In the fifth, though, the Green Dragons rallied for three runs on four consecutive two-out hits. They left the tying runs on base but they had clearly generated some momentum. Several minutes later, a driving rain ended the game and made the Mustangs 5-3 winners.
It was Lewisburg's fourth consecutive loss, the last three of which were by five total runs.
"It's just a good league. Every pitch in every inning in every game counts," said Kevin Kline, the Dragons first-year coach. "They're starting to get focused a little better and it's starting to come around."
Upper Dauphin coach Ryan Lentz conceded that his team (which won or shared the last three TVL titles) had to learn how to win this season. After an impressive pair of wins Saturday in Shamokin's Zalar Memorial Tournament, the Trojans lost a 1-0 heart-breaker to Newport on Monday.

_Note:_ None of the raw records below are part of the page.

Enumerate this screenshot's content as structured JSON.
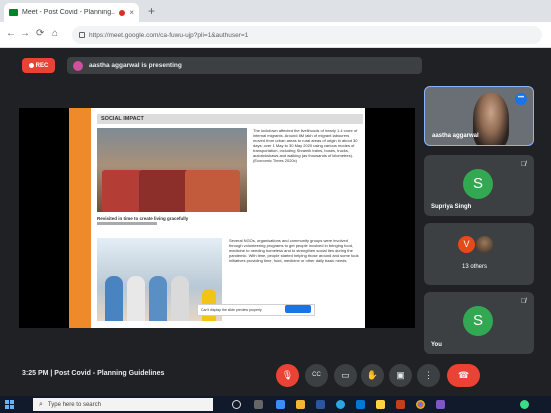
{
  "browser": {
    "tab_title": "Meet - Post Covid - Planning...",
    "tab_close": "×",
    "new_tab": "+",
    "back": "←",
    "forward": "→",
    "reload": "⟳",
    "home": "⌂",
    "url": "https://meet.google.com/ca-fuwu-ujp?pli=1&authuser=1"
  },
  "meet": {
    "rec_label": "REC",
    "presenting_text": "aastha aggarwal is presenting",
    "slide": {
      "heading": "SOCIAL IMPACT",
      "paragraph1": "The lockdown affected the livelihoods of nearly 1.4 crore of internal migrants. Around 8M lakh of migrant labourers moved from urban areas to rural areas of origin in about 30 days; over 1 May to 30 May 2020 using various modes of transportation, including Shramik trains, buses, trucks, autorickshaws and walking (as thousands of kilometres). (Economic Times 2020c)",
      "caption": "Revisited in time to create living gracefully",
      "paragraph2": "Several NGOs, organisations and community groups were involved through volunteering programs to get people involved in bringing food, medicine to needing homeless and to strengthen social ties during the pandemic. With time, people started helping those around and some took initiatives providing time, food, medicine or other daily basic needs.",
      "popup_text": "Can't display the slide preview properly"
    },
    "participants": [
      {
        "name": "aastha aggarwal",
        "kind": "video"
      },
      {
        "name": "Supriya Singh",
        "avatar": "S",
        "kind": "avatar"
      },
      {
        "name": "13 others",
        "avatar": "V",
        "kind": "group"
      },
      {
        "name": "You",
        "avatar": "S",
        "kind": "avatar"
      }
    ],
    "more_options": "•••",
    "mic_off": "🎙̸",
    "meeting_info": "3:25 PM  |  Post Covid - Planning Guidelines",
    "controls": {
      "mic": "🎙",
      "captions": "CC",
      "present": "▭",
      "raise_hand": "✋",
      "activities": "▣",
      "more": "⋮",
      "leave": "☎"
    }
  },
  "taskbar": {
    "search_placeholder": "Type here to search",
    "search_icon": "⌕"
  },
  "colors": {
    "meet_bg": "#202124",
    "tile_bg": "#3c4043",
    "danger": "#ea4335",
    "avatar_green": "#33a852",
    "accent_blue": "#1a73e8",
    "slide_orange": "#ef8a2b"
  }
}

The Trojans have played only two close games in 12, but they lost both.
"It's those little things here or there that make a difference in a 2-1 game," said Danville's Knorr.
"We have to do a better job of handling the pressure in those clutch situations. When we learn to do that, I think we're going to be a very dangerous baseball team."
Between now and then, however, coaches have to work to keep up morale and not allow their players to dwell on what could have been.
"Our players understand what is going on. They are in every game, but they have nothing to show for it. They deserve better," said Beiler.
"Team morale has been -- actually -- higher than I'd like. I want them to stay positive but I want them to not accept what is going on. There is still time to win a lot of games. I just want them to believe and win."
After all, the Seals and so many other Valley teams have clearly had enough of keeping it close.